ハロルドさんがその視線に気がついて、言い訳してくれた。


「どうやら、知恵遅れとは言わないまでも、かなり愚鈍な人らしいですね。反応もないし、私たちが言っていることがうまく理解できないようです。」


あちゃぁ。知恵遅れの振りをしなければなりませんか。


「あのぅ、お腹がすいたんですが。なんか食べるものないですか?」


私が、そう兵士にお願いすると、それをきっかけに、兵士たちは殿下に報告するため、部屋を出ていった。

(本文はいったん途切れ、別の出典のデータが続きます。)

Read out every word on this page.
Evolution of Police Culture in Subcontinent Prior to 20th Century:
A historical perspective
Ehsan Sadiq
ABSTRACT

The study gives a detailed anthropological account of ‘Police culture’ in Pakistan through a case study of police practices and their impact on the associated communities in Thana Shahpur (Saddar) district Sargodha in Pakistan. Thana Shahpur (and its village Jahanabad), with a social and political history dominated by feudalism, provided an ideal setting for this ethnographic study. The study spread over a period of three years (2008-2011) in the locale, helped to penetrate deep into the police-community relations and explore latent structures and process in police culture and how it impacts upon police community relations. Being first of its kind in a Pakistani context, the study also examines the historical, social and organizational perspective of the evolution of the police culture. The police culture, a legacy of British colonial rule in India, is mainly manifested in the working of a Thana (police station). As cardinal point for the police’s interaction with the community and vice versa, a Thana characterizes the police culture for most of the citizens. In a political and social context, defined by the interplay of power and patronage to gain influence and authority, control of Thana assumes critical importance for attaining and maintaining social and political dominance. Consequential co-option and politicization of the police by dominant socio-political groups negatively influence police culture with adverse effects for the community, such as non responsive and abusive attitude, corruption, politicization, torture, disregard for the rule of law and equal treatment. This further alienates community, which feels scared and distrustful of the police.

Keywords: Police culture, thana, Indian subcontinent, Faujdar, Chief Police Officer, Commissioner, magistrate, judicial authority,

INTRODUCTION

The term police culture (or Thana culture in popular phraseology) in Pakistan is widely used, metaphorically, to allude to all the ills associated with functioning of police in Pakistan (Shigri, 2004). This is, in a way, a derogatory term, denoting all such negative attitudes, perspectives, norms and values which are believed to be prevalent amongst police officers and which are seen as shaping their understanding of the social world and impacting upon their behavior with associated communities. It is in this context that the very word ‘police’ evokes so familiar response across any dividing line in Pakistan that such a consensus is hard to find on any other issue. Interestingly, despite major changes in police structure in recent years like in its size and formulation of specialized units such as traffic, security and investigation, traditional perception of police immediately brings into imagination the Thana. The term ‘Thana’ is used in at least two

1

ハロルドさんは、希望の光を見つけたらしい。弾んだ声で、


「その調子で、何も出来ません、という振りをしてください。その間に、私は仮死脱獄計画を練り、必要な準備をします。まずは、あなたの死亡から生き返りまでの時間を何度か測ります。いいですね?」


と、言った。


結局ご飯の代わりに毒を飲む羽目になった。


+ + +


どうやら殿下は、()にも()にもならない私のことなどどうでも良いようだった。まあ解毒剤ができるのならと、渋りながらもハロルドさんの助手になることが許された。


とはいえ、私に手伝えることなどないので、実際は、実験台になっただけだが。


「良心の呵責なしに毒を飲ませられるから、本当にありがたい。」


と、ハロルドさんには言われた。


ハロルドさんによると、私にとっての仮死と死亡の違いは、時間にあるそうで、死亡している場合は、数時間で起きる、仮死の場合は、それよりもっと長い時間をかけて目覚めるのだそうだ。


死んでる私にはまったく違いがわからないのだが。


死なない以外、普通の人間と変わらない私が起きることができるのなら、他の人もこの仮死の薬で、うまく蘇生されるはず、とのことだった。


「間違っていたらどうするんですか?」


と、聞いたら、


「間違っていたら、死ぬだけでしょう。今の状態は死よりも酷いんです。死ねるのなら本望ですよ。」


と、言われた。


その考え方には私も賛成できるものがある。


「48時間仮死状態になれる薬を目指します!」


ハロルドさんに、そう宣言された。